Con este preámbulo, resulta curioso que, en dos semanas consecutivas, se hayan estrenado dos películas de temática anfibia con el ser humano como presa: A 47 metros 2, una floja pero entretenida investigación arqueológica que saca a flote ejemplares de tiburones blancos evolucionados, e Infierno bajo el agua, dos ejemplos de este cine espectacular de calado veraniego que, en el segundo caso, suma el barrido de una ciudad como detonante para la ración de género susodicha.
Un experto en el terror como Alexandre Aja, con la destacada Alta tensión en una recomendable filmografía de títulos muy presentables y de calidad, dirige ahora Infierno bajo el agua. Un huracán arrasa una localidad de Florida, lugar donde una hija, desobedeciendo las órdenes de las autoridades, busca a su padre desaparecido. Entre inundaciones y evacuaciones, y con el anegado terreno infestado de caimanes, la búsqueda y la supervivencia resultan ejercicios extremos.

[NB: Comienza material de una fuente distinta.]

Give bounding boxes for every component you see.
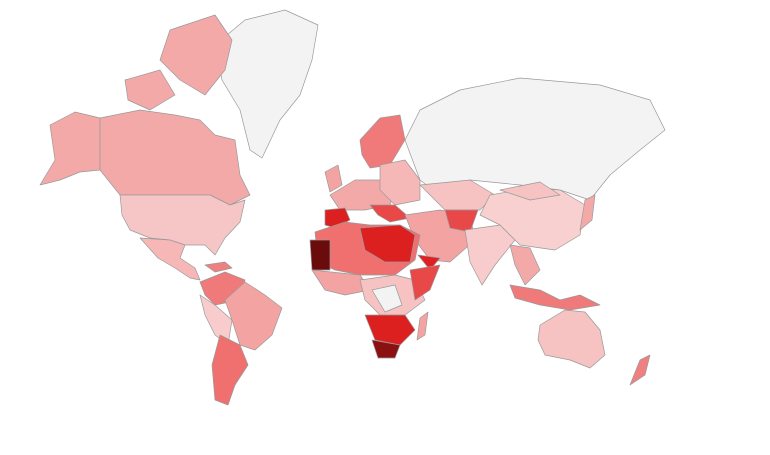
south-africa <box>371 339 401 359</box>
balkans <box>369 204 411 223</box>
greenland <box>214 9 319 159</box>
libya-egypt <box>359 224 416 263</box>
argentina <box>211 334 249 406</box>
drc <box>371 284 403 313</box>
madagascar <box>416 311 429 341</box>
arctic-islands <box>124 69 176 111</box>
west-africa <box>311 269 371 296</box>
caribbean <box>204 261 233 273</box>
usa <box>119 194 246 256</box>
new-zealand <box>629 354 651 386</box>
southern-africa <box>364 314 416 346</box>
mauritania <box>309 239 331 271</box>
australia <box>537 309 606 369</box>
indonesia <box>509 284 601 311</box>
arctic-islands <box>159 14 233 96</box>
alaska <box>39 111 101 186</box>
mongolia <box>499 181 561 201</box>
eastern-europe <box>379 159 421 206</box>
southeast-asia <box>509 244 541 286</box>
scandinavia <box>359 114 406 169</box>
japan <box>579 194 596 231</box>
brazil <box>224 281 283 351</box>
east-africa <box>409 264 441 301</box>
uk <box>324 164 343 193</box>
mexico <box>139 237 201 281</box>
yemen <box>417 254 441 271</box>
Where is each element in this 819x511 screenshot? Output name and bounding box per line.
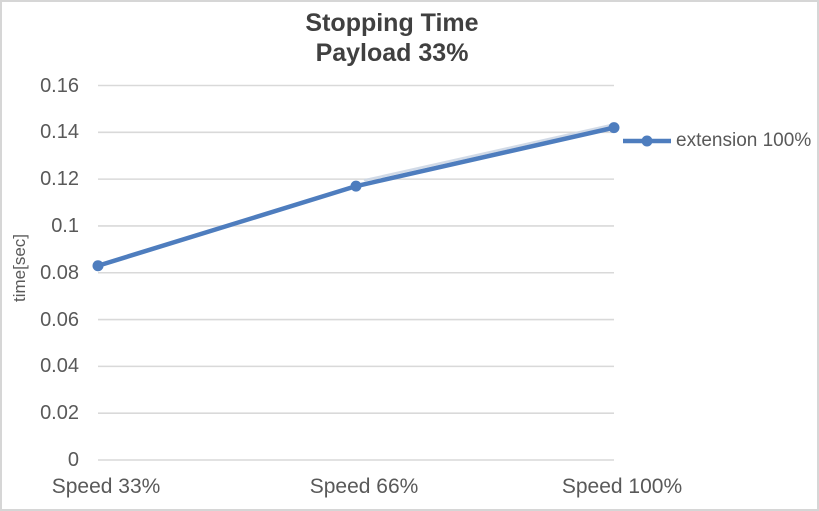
- y-axis-tick-label: 0.16: [40, 74, 79, 97]
- x-axis-label: Speed 66%: [309, 475, 419, 498]
- chart-title: Stopping Time Payload 33%: [2, 8, 782, 68]
- x-axis-label: Speed 33%: [51, 475, 161, 498]
- chart-title-line2: Payload 33%: [315, 39, 469, 67]
- y-axis-tick-label: 0.12: [40, 168, 79, 191]
- y-axis-tick-label: 0.14: [40, 121, 79, 144]
- y-axis-tick-label: 0.06: [40, 308, 79, 331]
- line-sheen: [363, 123, 613, 182]
- y-axis-tick-label: 0.08: [40, 261, 79, 284]
- data-point-marker: [350, 180, 362, 192]
- y-axis-tick-label: 0.02: [40, 402, 79, 425]
- series-line: [95, 125, 617, 268]
- legend: extension 100%: [622, 127, 811, 155]
- data-point-marker: [608, 122, 620, 134]
- legend-line-marker-icon: [623, 135, 671, 147]
- data-point-marker: [92, 260, 104, 272]
- x-axis-label: Speed 100%: [561, 475, 683, 498]
- y-axis-tick-label: 0.04: [40, 355, 79, 378]
- y-axis-tick-label: 0: [67, 449, 79, 471]
- y-axis-tick-label: 0.1: [51, 214, 79, 237]
- chart-title-line1: Stopping Time: [305, 9, 479, 37]
- legend-series-label: extension 100%: [676, 130, 812, 151]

El pulso de Aja y el productor Sam Raimi salva el envite, pese a que sus diálogos resulten ridículos por momentos, con secuencias intensas, destacando la actuación de Kaya Scodelario, notable en su registro interpretativo en un entorno hostil. Cine básico, aceptable sin entrar en profundidades, como las dosis metafóricas sobre la familia. Sin más reflexiones y en la piscina comercial, Infierno bajo el agua ofrece chapuzones de riesgos (des)medidos.